The stars are iconic. They are the main spokespeople for all of the various consumer products that have really exploded in India. So it is a very, very dominant form of popular culture, and its impact on daily life is tremendous.
BOB GARFIELD:
So in terms of women's place in Indian society and their freedom, do you think Bollywood films are part of the problem? Do you think that they could be part of a solution?
TEJASWINI GANTI:
I think actually the films work both ways. Well, you know, the dominant moral values about chastity and controlled sexuality, that is problematic in terms of limiting women's choices and perspectives. But at the same time, there's the flip side of these films, which is that all of the women involved in the production of the films are some of the most independent and autonomous and liberated women in India, and they serve as some type of role model for young women in terms of seeing women as career women in one respect.
BOB GARFIELD:
So getting back to the kiss and the media circus that, you know, has developed around it, in the end, is this potentially going to do some good to just calling attention to the various dichotomies that you've been discussing?
TEJASWINI GANTI:
I think it can do a few things. One has, of course, been a lot of coverage in the Indian press about how absurd all of these protests have been and that the real message of that event, which was to try to raise awareness about HIV and AIDS in India, which is a huge problem, that that has been sidelined. But that discussion about how often can we allow certain moral policing to get out of hand, I think that's an important discussion.
I think there's also been a discussion about the media, where it's just you're continuously seeing the same thing over and over again and that everything seems to – every little molehill is made into a mountain. I think that's an important discussion to be had because of the kind of explosion of media.
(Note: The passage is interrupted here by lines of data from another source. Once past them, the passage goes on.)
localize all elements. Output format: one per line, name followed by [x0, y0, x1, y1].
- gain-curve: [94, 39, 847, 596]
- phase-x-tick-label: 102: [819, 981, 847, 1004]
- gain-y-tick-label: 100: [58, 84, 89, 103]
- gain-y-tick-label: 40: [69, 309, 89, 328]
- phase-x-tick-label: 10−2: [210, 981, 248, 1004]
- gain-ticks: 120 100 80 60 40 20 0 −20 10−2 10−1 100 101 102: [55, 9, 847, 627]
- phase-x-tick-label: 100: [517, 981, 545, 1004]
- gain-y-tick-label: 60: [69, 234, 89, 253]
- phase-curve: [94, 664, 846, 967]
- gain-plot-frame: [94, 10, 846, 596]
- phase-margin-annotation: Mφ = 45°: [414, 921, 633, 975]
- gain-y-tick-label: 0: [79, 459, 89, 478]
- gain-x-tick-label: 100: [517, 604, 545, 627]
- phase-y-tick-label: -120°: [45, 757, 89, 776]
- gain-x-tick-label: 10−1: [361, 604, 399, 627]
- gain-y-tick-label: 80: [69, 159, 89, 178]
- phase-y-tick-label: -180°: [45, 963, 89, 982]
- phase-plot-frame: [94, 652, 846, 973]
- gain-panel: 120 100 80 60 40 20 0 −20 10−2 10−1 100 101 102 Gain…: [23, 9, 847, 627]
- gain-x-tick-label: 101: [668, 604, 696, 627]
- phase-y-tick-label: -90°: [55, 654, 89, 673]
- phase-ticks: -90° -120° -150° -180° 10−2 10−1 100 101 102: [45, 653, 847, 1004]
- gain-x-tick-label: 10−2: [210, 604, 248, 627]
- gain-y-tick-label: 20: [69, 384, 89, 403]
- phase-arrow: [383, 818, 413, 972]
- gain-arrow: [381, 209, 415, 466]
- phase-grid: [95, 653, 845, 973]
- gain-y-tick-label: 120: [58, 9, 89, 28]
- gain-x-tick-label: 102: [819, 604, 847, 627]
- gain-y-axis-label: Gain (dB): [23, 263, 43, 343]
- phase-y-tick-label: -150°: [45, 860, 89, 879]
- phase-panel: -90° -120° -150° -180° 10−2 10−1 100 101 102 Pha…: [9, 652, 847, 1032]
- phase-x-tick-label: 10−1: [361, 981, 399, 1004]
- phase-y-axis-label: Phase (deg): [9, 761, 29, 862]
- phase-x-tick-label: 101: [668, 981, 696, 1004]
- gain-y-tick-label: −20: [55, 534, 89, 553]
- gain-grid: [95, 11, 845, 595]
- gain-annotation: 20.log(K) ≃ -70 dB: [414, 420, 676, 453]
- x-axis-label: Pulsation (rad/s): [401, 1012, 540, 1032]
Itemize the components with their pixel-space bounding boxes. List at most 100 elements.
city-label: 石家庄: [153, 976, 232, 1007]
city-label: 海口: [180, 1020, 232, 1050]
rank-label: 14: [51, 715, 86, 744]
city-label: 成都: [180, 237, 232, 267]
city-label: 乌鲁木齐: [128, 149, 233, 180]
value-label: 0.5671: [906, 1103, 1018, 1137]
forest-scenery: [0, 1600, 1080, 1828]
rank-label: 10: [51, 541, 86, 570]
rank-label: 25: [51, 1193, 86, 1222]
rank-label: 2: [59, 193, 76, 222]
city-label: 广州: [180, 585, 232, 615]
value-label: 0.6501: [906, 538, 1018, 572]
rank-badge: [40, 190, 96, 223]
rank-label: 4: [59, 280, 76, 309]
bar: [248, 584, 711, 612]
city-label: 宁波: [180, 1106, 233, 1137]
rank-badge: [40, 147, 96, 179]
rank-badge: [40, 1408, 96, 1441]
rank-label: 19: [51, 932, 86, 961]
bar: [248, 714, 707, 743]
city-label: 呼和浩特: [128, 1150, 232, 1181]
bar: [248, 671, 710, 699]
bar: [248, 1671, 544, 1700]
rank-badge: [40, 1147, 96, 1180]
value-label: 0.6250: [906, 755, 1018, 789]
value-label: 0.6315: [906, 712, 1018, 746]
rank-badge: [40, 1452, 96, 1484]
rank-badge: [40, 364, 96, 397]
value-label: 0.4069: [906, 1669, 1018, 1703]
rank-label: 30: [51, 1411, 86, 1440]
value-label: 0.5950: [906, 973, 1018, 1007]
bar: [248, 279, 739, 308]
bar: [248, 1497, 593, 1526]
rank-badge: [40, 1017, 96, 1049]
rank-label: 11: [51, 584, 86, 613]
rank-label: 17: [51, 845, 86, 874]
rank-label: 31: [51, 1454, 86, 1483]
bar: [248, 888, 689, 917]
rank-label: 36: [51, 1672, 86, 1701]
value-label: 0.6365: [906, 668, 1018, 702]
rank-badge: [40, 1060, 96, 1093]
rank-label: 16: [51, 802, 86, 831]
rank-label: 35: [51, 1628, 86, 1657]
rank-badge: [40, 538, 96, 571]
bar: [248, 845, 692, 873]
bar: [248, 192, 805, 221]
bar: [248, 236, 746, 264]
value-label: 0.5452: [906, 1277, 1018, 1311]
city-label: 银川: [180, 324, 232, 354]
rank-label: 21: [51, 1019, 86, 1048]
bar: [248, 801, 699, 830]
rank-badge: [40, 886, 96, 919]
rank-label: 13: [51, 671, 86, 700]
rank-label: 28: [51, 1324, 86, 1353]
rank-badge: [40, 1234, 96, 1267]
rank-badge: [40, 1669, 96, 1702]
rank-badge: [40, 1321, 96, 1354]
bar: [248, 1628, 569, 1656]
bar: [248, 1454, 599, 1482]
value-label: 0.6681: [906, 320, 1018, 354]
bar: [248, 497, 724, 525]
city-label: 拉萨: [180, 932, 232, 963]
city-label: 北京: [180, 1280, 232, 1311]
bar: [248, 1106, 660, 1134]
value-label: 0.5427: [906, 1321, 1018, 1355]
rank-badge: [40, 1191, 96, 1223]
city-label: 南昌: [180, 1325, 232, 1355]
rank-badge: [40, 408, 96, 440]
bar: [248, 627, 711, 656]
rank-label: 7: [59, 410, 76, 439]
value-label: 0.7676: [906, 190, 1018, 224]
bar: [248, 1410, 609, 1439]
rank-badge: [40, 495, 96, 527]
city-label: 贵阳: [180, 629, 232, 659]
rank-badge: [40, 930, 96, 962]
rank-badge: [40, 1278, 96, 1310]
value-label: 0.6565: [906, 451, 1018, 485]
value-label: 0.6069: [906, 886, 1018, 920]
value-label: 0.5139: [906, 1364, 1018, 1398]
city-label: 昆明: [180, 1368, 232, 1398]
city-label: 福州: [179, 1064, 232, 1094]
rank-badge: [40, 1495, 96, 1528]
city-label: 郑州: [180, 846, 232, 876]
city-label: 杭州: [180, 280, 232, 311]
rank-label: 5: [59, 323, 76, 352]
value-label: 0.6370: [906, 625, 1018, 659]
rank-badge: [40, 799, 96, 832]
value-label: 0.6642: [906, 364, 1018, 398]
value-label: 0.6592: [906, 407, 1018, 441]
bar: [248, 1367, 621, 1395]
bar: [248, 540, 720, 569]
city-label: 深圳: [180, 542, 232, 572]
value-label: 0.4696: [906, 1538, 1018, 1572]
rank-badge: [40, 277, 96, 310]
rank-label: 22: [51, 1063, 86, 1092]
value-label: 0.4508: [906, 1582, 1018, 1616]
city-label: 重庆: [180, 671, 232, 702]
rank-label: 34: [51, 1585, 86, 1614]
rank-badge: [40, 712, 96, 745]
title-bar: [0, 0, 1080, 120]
But also, in the end, to me, it's just yet another instance of some set of people somewhere who get upset about something, and it's been happening for many years. It's just that now they have an international platform to express their grievances because of the explosion of the media.
BOB GARFIELD:
All right, Teja. Thank you very much.
TEJASWINI GANTI:
You're very welcome. Thank you again for having me on.
BOB GARFIELD:
Tejaswini Ganti is a professor of anthropology at New York University.